Fred met and married Alison and had two daughters Janice and Heather. He lived for a while on the outskirts of Wittersham, where he could hear the bells on a Sunday and on Tuesday practices but never ventured up. He moved around Kent a bit as work dictated before eventually coming to live at Appledore

I personally never knew Fred until the late 1990s when I went to a local practice at Appledore on a Friday evening where Fred turned up. Roy, who was then the local tower captain, asked Fred if he was a ringer and as the answer was yes, Roy asked him to raise a bell. Fred then admitted that although he was a ringer he had not touched a bell rope for many years and felt he may be a bit “rusty.” I stood with him just in case of any difficulty but I need not have bothered; he raised the bell as if he only rang yesterday.

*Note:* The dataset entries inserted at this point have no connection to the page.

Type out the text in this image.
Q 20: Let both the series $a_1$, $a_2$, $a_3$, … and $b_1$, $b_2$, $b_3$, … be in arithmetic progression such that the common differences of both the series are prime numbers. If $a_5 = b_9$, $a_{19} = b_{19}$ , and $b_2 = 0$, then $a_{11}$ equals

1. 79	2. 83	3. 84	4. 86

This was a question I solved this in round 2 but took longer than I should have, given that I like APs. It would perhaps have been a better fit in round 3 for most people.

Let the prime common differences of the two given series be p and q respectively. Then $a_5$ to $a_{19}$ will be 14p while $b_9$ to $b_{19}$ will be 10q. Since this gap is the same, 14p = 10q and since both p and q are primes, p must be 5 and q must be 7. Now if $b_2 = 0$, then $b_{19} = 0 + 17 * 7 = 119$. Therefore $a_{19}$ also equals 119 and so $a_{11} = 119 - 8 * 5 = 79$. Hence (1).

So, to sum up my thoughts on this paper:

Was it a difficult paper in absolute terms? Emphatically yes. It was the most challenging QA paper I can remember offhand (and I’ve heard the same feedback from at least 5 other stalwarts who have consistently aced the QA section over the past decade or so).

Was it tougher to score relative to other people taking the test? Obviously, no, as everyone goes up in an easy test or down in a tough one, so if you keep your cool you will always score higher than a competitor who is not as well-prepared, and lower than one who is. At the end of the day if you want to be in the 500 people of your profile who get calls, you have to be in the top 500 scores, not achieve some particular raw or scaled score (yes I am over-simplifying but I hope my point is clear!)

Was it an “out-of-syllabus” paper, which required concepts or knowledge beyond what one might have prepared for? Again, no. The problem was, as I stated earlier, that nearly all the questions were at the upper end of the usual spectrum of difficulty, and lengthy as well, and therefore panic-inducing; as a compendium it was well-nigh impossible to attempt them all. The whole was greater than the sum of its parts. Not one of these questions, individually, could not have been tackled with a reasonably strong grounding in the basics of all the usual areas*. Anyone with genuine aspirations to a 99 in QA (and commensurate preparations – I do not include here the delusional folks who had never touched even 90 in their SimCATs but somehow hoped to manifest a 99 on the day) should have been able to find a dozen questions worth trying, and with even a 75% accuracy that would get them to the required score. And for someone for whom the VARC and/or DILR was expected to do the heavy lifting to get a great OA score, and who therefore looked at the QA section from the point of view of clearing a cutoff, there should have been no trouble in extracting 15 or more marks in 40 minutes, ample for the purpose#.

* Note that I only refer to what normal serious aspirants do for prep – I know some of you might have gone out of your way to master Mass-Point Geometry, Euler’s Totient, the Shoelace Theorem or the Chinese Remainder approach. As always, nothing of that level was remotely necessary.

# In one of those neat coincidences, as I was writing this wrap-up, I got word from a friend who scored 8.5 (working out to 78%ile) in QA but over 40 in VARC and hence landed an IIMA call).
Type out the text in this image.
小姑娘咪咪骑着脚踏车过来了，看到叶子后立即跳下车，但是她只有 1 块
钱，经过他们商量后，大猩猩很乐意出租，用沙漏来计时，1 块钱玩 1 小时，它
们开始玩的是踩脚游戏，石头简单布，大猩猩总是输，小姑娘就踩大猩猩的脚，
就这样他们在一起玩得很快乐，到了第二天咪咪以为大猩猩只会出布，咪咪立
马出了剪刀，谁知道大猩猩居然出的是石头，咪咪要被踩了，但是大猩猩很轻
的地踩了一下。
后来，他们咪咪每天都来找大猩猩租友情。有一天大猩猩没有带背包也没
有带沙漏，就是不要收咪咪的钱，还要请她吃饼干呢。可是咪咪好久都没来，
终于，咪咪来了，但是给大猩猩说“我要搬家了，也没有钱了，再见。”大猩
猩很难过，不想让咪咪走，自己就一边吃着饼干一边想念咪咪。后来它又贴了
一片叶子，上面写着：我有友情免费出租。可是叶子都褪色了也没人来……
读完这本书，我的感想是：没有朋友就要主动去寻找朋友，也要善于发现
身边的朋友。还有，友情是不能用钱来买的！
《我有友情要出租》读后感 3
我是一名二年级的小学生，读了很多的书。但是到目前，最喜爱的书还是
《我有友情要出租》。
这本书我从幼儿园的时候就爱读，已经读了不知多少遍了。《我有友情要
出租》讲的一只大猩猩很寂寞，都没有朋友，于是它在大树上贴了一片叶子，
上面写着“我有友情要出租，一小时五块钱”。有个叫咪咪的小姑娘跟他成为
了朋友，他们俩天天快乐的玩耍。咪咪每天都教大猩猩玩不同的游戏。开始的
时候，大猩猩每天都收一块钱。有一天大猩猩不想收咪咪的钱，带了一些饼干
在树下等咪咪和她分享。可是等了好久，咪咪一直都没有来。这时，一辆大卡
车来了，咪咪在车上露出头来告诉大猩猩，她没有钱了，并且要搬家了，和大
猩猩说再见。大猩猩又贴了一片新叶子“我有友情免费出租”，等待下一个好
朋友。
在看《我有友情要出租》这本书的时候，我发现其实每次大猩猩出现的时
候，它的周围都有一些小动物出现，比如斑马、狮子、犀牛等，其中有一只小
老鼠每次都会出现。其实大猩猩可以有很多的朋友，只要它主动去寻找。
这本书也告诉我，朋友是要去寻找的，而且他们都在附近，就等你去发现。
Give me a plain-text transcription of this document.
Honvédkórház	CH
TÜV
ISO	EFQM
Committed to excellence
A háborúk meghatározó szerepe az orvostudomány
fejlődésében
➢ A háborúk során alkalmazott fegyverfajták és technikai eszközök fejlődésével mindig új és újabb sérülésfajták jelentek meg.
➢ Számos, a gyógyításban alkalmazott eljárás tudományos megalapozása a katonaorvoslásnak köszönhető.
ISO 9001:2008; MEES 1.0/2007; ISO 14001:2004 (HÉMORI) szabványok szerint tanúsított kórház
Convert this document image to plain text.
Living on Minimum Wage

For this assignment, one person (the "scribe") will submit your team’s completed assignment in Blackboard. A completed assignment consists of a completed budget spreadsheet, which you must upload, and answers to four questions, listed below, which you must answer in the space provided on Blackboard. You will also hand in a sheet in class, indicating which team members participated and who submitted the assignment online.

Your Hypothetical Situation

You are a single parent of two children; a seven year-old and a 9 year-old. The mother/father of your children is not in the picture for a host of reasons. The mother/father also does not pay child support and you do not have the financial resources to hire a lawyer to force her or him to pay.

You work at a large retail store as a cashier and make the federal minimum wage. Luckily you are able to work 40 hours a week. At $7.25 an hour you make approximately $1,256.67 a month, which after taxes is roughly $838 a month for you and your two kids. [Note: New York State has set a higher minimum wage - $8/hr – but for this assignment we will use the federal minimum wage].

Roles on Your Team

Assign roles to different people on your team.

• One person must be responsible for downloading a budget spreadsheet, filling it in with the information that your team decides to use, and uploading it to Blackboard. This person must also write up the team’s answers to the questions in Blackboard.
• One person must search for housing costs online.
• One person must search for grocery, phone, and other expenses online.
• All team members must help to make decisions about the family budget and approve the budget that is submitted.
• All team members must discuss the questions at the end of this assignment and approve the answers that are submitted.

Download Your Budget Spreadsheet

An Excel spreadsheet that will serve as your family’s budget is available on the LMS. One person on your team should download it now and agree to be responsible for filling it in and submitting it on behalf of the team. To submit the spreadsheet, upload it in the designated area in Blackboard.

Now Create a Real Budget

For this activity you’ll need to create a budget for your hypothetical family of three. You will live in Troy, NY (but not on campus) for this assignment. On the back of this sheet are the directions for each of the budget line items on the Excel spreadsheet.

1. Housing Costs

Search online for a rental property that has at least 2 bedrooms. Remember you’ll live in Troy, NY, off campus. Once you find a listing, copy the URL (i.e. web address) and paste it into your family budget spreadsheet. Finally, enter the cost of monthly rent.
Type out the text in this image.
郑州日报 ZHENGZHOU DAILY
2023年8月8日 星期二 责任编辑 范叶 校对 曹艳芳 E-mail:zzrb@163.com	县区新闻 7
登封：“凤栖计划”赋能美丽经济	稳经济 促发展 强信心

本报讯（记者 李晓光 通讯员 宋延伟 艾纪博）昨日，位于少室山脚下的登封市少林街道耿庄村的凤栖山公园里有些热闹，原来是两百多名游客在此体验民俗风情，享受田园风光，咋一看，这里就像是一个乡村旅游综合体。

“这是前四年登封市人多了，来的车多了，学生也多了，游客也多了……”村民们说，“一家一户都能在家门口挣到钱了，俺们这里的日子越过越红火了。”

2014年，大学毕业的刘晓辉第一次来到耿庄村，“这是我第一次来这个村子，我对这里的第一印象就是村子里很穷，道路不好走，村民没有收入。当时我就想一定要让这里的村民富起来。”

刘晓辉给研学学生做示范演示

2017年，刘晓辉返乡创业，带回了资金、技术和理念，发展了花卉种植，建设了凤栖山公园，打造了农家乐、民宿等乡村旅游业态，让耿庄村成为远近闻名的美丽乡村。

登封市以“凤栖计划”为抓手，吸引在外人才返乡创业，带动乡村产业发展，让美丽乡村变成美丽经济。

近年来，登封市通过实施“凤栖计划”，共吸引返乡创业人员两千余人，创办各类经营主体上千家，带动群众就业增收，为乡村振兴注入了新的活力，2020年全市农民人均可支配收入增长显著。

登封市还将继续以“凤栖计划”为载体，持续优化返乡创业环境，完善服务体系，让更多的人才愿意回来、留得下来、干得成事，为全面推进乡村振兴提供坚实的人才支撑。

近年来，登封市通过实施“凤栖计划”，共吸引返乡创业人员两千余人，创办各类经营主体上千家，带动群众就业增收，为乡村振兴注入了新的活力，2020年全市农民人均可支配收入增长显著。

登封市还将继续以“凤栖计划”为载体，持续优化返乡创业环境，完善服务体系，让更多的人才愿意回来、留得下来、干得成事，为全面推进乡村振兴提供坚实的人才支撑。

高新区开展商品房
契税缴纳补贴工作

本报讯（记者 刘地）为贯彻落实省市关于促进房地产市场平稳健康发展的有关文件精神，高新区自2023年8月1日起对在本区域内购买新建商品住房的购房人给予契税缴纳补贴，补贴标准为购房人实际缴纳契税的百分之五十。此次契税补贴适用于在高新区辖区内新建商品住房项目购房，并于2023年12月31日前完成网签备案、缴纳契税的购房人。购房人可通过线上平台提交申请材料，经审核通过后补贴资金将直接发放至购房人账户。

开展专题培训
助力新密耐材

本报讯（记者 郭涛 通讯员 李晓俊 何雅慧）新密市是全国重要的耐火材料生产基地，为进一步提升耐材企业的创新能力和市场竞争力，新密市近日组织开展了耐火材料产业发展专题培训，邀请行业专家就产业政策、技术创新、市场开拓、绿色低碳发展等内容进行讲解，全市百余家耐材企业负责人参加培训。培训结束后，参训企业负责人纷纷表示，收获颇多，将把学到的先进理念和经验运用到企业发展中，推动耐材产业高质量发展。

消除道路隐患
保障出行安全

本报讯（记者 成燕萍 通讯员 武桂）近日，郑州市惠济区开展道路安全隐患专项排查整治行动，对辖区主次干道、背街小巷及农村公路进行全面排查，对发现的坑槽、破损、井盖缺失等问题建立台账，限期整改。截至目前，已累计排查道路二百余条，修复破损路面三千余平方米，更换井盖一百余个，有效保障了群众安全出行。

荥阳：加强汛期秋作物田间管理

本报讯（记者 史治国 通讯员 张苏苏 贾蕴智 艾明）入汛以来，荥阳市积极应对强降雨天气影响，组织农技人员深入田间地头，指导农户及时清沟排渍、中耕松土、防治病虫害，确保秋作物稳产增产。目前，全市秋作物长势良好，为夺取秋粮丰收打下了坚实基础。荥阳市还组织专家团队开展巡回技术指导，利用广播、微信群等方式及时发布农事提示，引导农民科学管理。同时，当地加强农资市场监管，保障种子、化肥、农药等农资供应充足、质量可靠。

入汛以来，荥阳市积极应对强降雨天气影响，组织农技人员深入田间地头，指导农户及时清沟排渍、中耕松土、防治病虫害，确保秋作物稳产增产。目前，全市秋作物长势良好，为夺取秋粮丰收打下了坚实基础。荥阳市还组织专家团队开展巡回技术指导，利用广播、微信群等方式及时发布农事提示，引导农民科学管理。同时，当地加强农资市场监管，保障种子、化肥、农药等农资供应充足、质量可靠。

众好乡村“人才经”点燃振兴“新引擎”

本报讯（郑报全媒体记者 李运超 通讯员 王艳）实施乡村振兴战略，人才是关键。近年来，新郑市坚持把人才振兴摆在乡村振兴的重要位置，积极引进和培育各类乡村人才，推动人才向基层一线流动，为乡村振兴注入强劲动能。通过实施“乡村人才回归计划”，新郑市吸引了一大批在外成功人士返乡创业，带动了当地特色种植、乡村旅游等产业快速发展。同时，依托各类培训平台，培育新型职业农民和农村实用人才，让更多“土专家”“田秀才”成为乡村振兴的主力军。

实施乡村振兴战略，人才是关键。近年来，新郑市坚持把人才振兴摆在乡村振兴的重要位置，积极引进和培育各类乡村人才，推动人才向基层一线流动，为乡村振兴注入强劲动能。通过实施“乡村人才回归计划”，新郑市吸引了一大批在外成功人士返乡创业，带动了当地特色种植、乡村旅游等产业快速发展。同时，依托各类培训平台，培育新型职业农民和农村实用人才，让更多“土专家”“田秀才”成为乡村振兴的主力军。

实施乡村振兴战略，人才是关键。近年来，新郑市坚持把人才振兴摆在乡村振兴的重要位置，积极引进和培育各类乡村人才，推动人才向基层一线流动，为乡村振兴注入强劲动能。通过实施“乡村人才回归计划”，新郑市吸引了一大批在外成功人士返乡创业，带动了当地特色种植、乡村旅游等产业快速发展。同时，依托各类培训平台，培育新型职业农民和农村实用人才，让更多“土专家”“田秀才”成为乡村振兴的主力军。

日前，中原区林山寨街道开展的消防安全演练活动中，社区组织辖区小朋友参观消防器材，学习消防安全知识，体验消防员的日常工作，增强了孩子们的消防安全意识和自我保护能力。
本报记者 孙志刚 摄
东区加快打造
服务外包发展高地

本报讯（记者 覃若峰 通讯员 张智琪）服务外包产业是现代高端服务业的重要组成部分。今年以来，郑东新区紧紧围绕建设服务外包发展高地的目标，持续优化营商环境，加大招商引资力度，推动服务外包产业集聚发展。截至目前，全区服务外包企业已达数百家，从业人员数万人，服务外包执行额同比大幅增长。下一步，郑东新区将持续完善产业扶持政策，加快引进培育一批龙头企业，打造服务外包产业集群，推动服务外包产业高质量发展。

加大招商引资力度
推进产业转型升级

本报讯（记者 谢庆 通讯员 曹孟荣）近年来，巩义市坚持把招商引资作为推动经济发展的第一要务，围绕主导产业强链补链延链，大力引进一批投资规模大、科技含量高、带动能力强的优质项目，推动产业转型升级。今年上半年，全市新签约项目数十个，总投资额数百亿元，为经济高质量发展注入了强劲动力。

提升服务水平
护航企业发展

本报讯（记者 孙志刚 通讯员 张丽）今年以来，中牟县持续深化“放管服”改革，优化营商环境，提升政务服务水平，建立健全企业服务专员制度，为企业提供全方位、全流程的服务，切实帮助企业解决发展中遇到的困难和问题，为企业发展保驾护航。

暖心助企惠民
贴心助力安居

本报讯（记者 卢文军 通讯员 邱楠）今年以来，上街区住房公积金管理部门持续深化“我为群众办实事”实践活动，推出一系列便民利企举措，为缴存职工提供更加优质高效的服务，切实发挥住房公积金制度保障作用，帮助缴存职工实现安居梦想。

In those days practice at Appledore was rather spasmodic and it was suggested that the practice at Wittersham was more regular and Fred joined the Wittersham band, but he was still helping out at Appledore as and when required. He never really got to grips with change ringing and preferred rounds and call changes, providing the changes were called in the way his father did, like telephone numbers. Fred was an extremely good tenor ringer to doubles and triples methods, keeping a good even beat and rang a few quarter peals. He was a great asset to any tower, always there for practice and Sunday service ringing, which he classed as the “important” ringing.

Fred had some considerable sadness in the last fifteen years of his life. His beloved wife Alison died very suddenly and just after he had overcome that his eldest daughter Janice was diagnosed with cancer which unfortunately was terminal. He had just got over the great shock of losing his wife and daughter when he rang for a carol service at Wiitersham one evening, to go home and find his little dog had died in its bed.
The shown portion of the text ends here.